5 of the greatest game trailers (that were nothing like the game)

Trailers are designed to convince us to splash our hard-earned cash on a product, and producers will go to great lengths to part us from our dough.

Sometimes, they'll even go as far as to produce fantastic trailers that bear little resemble to the finished product…


Dead Island

The Dead Island trailer is possibly the saddest depiction of the zombie apocalypse ever created. Set to a soft piano soundtrack and presented in reverse chronological order, the heart-wrenching short shows a young family desperately fighting for survival against a horde of zombies (and ultimately failing).

It was so good that Lionsgate optioned the movie rights for Dead Island on the strength of the trailer alone.

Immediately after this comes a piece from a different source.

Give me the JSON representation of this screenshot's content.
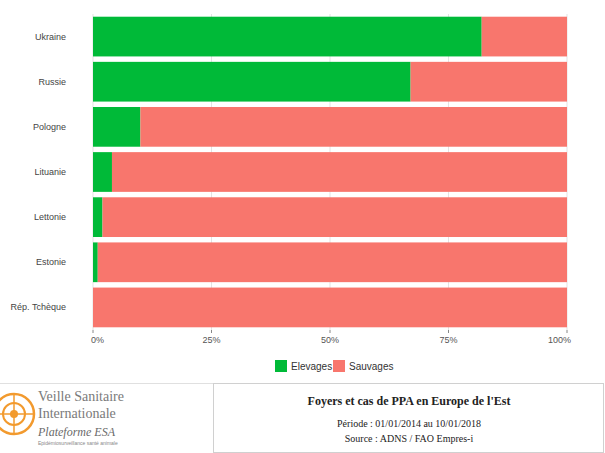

However, the game itself was almost nothing like the initial trailer promised. Moments of reflection are short and sweet, with most of your time spent cleaving zombies in half with an explosive machete. It's good fun, but not exactly moving.


Halo 3

Halo 3's Believe campaign cost $10 million to produce, but it was money well spent. The 5 live action trailers, which showed "˜war veterans' reflecting on the events of Halo from the Museum of Humanity, and the Diorama trailer were widely praised and helped Halo 3 become the biggest entertainment launch in history (it sold over 3.3 million copies in its first week!)

The game itself, of course, is pretty great too. But its nowhere near as emotionally involving, or epic, as the trailers that sold it.


Gears of War

You spend most of your time in Gears of War chainsawing aliens in the face than worrying about the implications of your actions. So why does the trailer suggest otherwise?

Set to Mad World by Gary Jules, the ad shows lead character Marcus Fenix reflecting sadly in a puddle like he's in a Linkin Park video before running away from an underground threat and shooting hopelessly at a big spider.

It's a great advert, but it's not the Gears of War we know and love.


Aliens: Colonial Marines

It's rare that a demo looks better than the final product, but Aliens: Colonial Marines is an infamous example.

Sega were forced to add disclaimers to Colonial Marines trailers after it became clear that the finished game bore little resemblance to the much prettier demo footage.

A further trailer, which used Clint Mansell's score from Moon, suggested the game would be much creepier and atmospheric than the relatively-generic first person shooter we ended up with too.


Conker's Bad Fur Day

Back in 1997, Rare announced a game called Conker's Quest, based on Nintendo's ultra-cute squirrel character. A year later, they changed the title to Twelve Tales: Conker 64 and released some early footage of a cute looking platformer.

Two years later, after a quiet period and rumours the game had been cancelled, it was announced that the game had been retitled Conker's Bad Fur Day and that the titular squirrel would swear more than a sailor who's just stubbed his toe. His enemies would include a great mighty poo called…erm, The Great Mighty Poo.